Taking a look at the screenshot above, you will see the Exposure and Contrast slider. These do not need any adjustments to be made. Although, when you take a look at the sliders, you will notice that ‘Shadows’ has been opened fully, and the highlights & Whites are completely slid down to save any clipped areas. Blacks in the picture have been reduced to give lesser importance the sky area and to bring the viewer’s focus on the rest of the picture. The clarity slider has been pushed to the left to bring a bit of smoothness into the image. Vibrance is also increased to make some dull colours pop, causing the image to look much better.The next panel we touch upon is the tone curve as it is has a high potential to reduce some clippings that have occurred. We have brought down the highlights and whites by shifting the slider towards the left as necessary. The next panel is colour. We reduce the Luminance of the color Red here and saturation of the color Green as well to have the yellowish tinge across the image even out.

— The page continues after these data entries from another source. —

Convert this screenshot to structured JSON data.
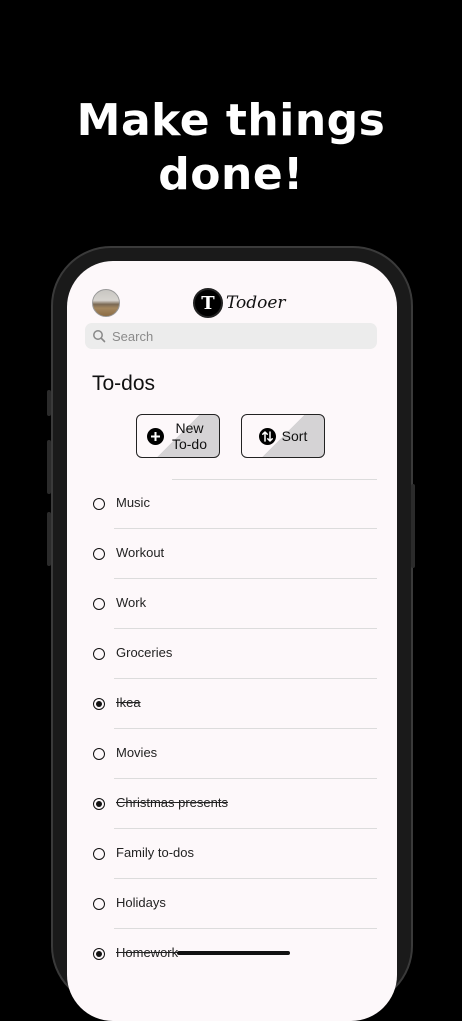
{
  "promo": {
    "headline_line1": "Make things",
    "headline_line2": "done!"
  },
  "app": {
    "logo_letter": "T",
    "logo_text": "Todoer"
  },
  "search": {
    "placeholder": "Search"
  },
  "page": {
    "title": "To-dos"
  },
  "actions": {
    "new_label": "New To-do",
    "sort_label": "Sort"
  },
  "todos": [
    {
      "label": "Music",
      "done": false
    },
    {
      "label": "Workout",
      "done": false
    },
    {
      "label": "Work",
      "done": false
    },
    {
      "label": "Groceries",
      "done": false
    },
    {
      "label": "Ikea",
      "done": true
    },
    {
      "label": "Movies",
      "done": false
    },
    {
      "label": "Christmas presents",
      "done": true
    },
    {
      "label": "Family to-dos",
      "done": false
    },
    {
      "label": "Holidays",
      "done": false
    },
    {
      "label": "Homework",
      "done": true
    }
  ],
  "colors": {
    "background": "#000000",
    "screen": "#fdf8fa",
    "text": "#111111"
  }
}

We do not make any corrections to the detail panel other than the Noise Reduction and applying the Sharpening to the image as necessary as we do like it’s a ritual for all photographs shot in RAW format.We now have an important part of our picture left, and this is undeniably the portion of the lamp post. This is because there are many lamps that aren’t lit well. For this rectification, we have used the spot removal tool as highlighted in the picture below. You just have to pick the appropriate lamp with the source lighting and click over the lamp which is not lit. You can keep doing this until you feel that the lamps are lit sufficiently enough to the look of the entire picture appropriately. After that is the final image you want!
Above is the photograph that we have with us after all our editing. This article deals in general with all the aspects and edits that occur in a photograph shot at night and so we hope you find this article useful.